In Somalia, there are estimated to be around a thousand Christians in a population of 8 million people, with possibly a couple thousand more in the diaspora. The Islamist Shabab civilian army, which controls a major area of southern Somalia, is dedicated to tracking down and eliminating all remaining Christians.
On Fridays, Christians go to mosques to avoid causing doubt. The books of scripture are kept hidden. There are no public gatherings, let alone a congregation. Catholic churches and burial cemeteries have been demolished.
The last nuns were chased out of Mogadishu, the devastated capital, in 2007. The previous year, an elderly religious recluse working at a nearby medical clinic was assassinated. The main Christian adherents left are Somalis from the surrounding area.
Taking and executing these Christians provides the Shabab with useful purposeful publicity, not least for instilling in its young warriors and suicide-planes the belief that America, Britain, Italy, the Vatican, as well as Ethiopia and Kenya, are all "crusaders" attempting to convert Somalis to Christianity. The UN follows obnoxiously close behind.
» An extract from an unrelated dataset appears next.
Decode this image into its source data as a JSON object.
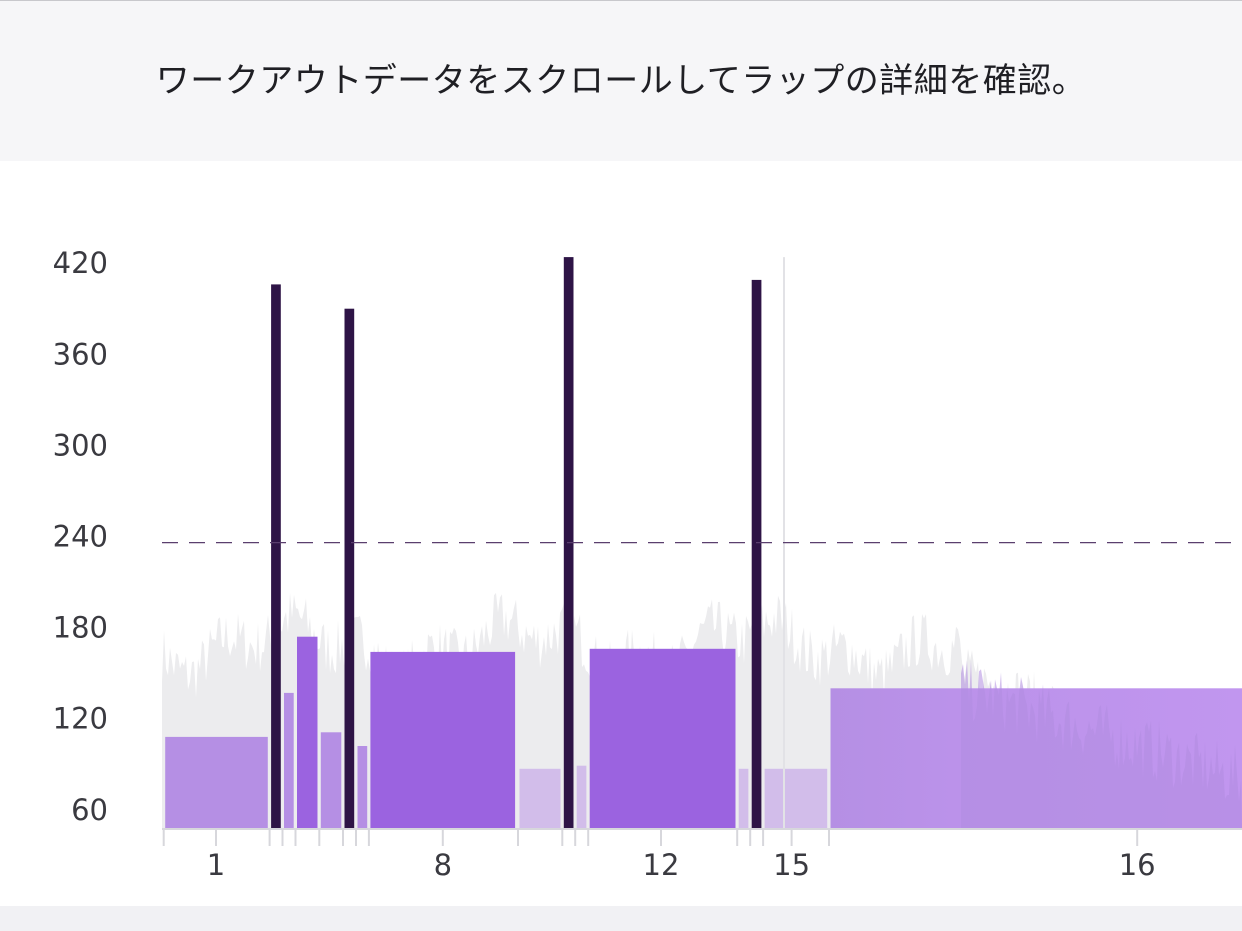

Obviously, Israel is also doing its part to discredit Islam. The insecure transitional administration led by Sheik Sharif Ahmed, whose authority runs pitifully over the territory that the Shabab does not yet control, is unlikely to support any of its inhabitants armed with a Bible. Despite espousing balance, he supports a version of Sharia Law in which every Somalian is born a Muslim and every individual who converts to another faith is subject to renunciation, which is punishable by death.
Several Somalis are executed on a regular basis for being Christians. Sometimes that is just a label that jihadists give to people they believe are working for Ethiopian enlightenment.
In any event, many people are fundamentalists. According to Somali sources and Christian groups studying Somalia from abroad, at least 13 people from underground houses of worship have been killed in the preceding few months. The majority were Mennonites who had been converted by evangelists near the Juba River in southern Somalia.